There’s also shiba inu, which is having its 15 minutes of fame. A total of 1 quadrillion SHIB tokens were minted during its launch in 2020 – that’s a number with 15 zeros. Roughly half of the SHIB supply was locked in Uniswap, a decentralized exchange where users and investors can trade, and the other 50% was donated to Vitalik Buterin, the founder of Ethereum.
There was some speculation that Elon Musk’s shiba inu tweet in early October – in addition to the coin’s total supply – contributed to the hype, but thanks to blockchain’s transparency, the crypto community was able to peg SHIB’s price increase to so-called crypto “whales” who bought and held large amounts of the coin.
NFTs and the value of scarcity
“[A creator] can create unique, 1-of-1 artworks or editions. You can make open editions where as many people who want one can mint one for the price,” Gara said. “There’s a lot of innovation you can do with pricing.”

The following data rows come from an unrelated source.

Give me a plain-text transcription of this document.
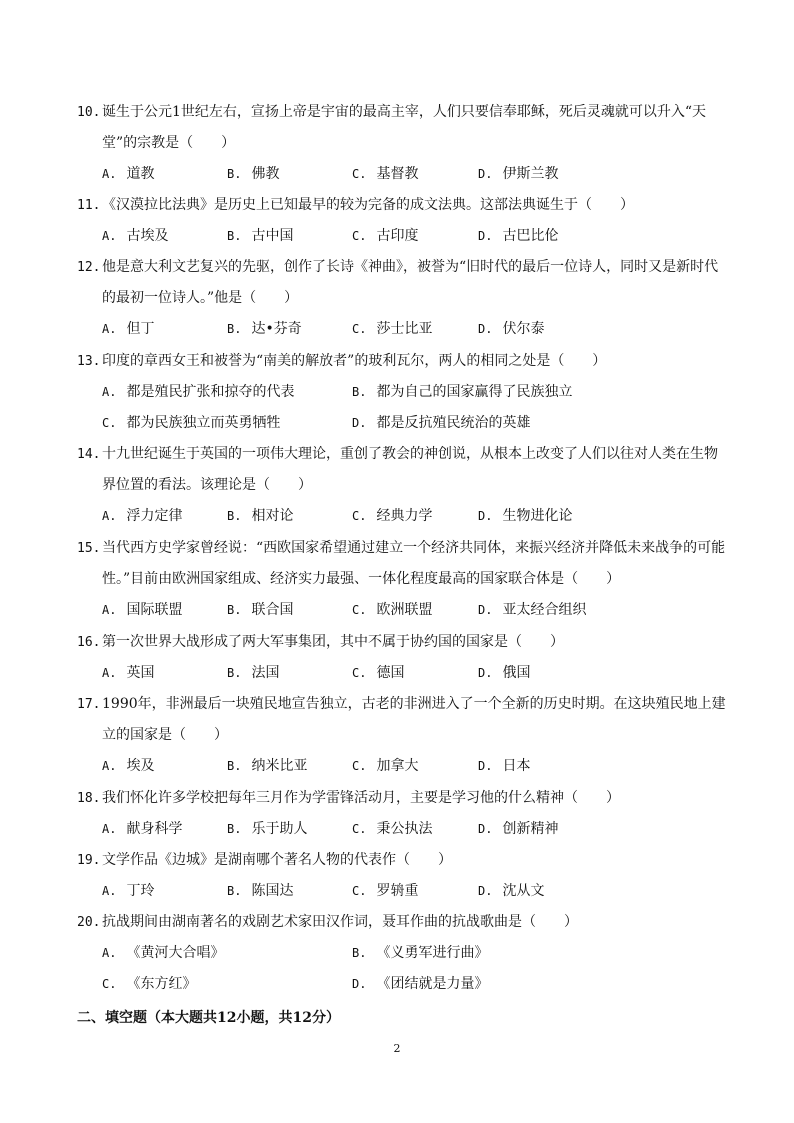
10. 诞生于公元1世纪左右，宣扬上帝是宇宙的最高主宰，人们只要信奉耶稣，死后灵魂就可以升入“天堂”的宗教是（　　）
A. 道教	B. 佛教	C. 基督教	D. 伊斯兰教
11. 《汉漠拉比法典》是历史上已知最早的较为完备的成文法典。这部法典诞生于（　　）
A. 古埃及	B. 古中国	C. 古印度	D. 古巴比伦
12. 他是意大利文艺复兴的先驱，创作了长诗《神曲》，被誉为“旧时代的最后一位诗人，同时又是新时代的最初一位诗人。”他是（　　）
A. 但丁	B. 达•芬奇	C. 莎士比亚	D. 伏尔泰
13. 印度的章西女王和被誉为“南美的解放者”的玻利瓦尔，两人的相同之处是（　　）
A. 都是殖民扩张和掠夺的代表	B. 都为自己的国家赢得了民族独立
C. 都为民族独立而英勇牺牲	D. 都是反抗殖民统治的英雄
14. 十九世纪诞生于英国的一项伟大理论，重创了教会的神创说，从根本上改变了人们以往对人类在生物界位置的看法。该理论是（　　）
A. 浮力定律	B. 相对论	C. 经典力学	D. 生物进化论
15. 当代西方史学家曾经说：“西欧国家希望通过建立一个经济共同体，来振兴经济并降低未来战争的可能性。”目前由欧洲国家组成、经济实力最强、一体化程度最高的国家联合体是（　　）
A. 国际联盟	B. 联合国	C. 欧洲联盟	D. 亚太经合组织
16. 第一次世界大战形成了两大军事集团，其中不属于协约国的国家是（　　）
A. 英国	B. 法国	C. 德国	D. 俄国
17. 1990年，非洲最后一块殖民地宣告独立，古老的非洲进入了一个全新的历史时期。在这块殖民地上建立的国家是（　　）
A. 埃及	B. 纳米比亚	C. 加拿大	D. 日本
18. 我们怀化许多学校把每年三月作为学雷锋活动月，主要是学习他的什么精神（　　）
A. 献身科学	B. 乐于助人	C. 秉公执法	D. 创新精神
19. 文学作品《边城》是湖南哪个著名人物的代表作（　　）
A. 丁玲	B. 陈国达	C. 罗辀重	D. 沈从文
20. 抗战期间由湖南著名的戏剧艺术家田汉作词，聂耳作曲的抗战歌曲是（　　）
A. 《黄河大合唱》	B. 《义勇军进行曲》
C. 《东方红》	D. 《团结就是力量》
二、填空题（本大题共12小题，共12分）
2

An artist or creator can also use a descending-price strategy known as a Dutch auction, according to Gara, when it’s time to drop their tokens. In a Dutch auction, the price of a token is reduced over time to create a kind of “economic equilibrium.”
“The demand gets matched according to peoples’ price sensitivity, so you have more buyers,” Gara says.
The value of NFTs, however, tends to be more subjective (as is the nature of art). While the value of cryptocurrency is also speculative, it leans much more than NFTs on the principles of economics, fiscal policy and supply and demand.
What advisors should understand
Scarcity drives value in the world of crypto, like most markets and economic ecosystems. Crypto evangelists therefore see bitcoin as “digital gold” that, unlike the U.S. dollar, has a finite limit.
The term “digital gold” is enough to make anyone take a closer look at crypto, but just like with investing in any alternative asset, your clients need to understand their “why” behind adding crypto to their portfolio.
If they do plan to use it as an inflation hedge, talk them through cold storage and hosted wallets so that they understand where they plan to store their “gold.” And if they want to liquidate it periodically, have them consider the right frequency (annually, quarterly, monthly?), what the capital gains taxes may be and what they plan to do with the cash.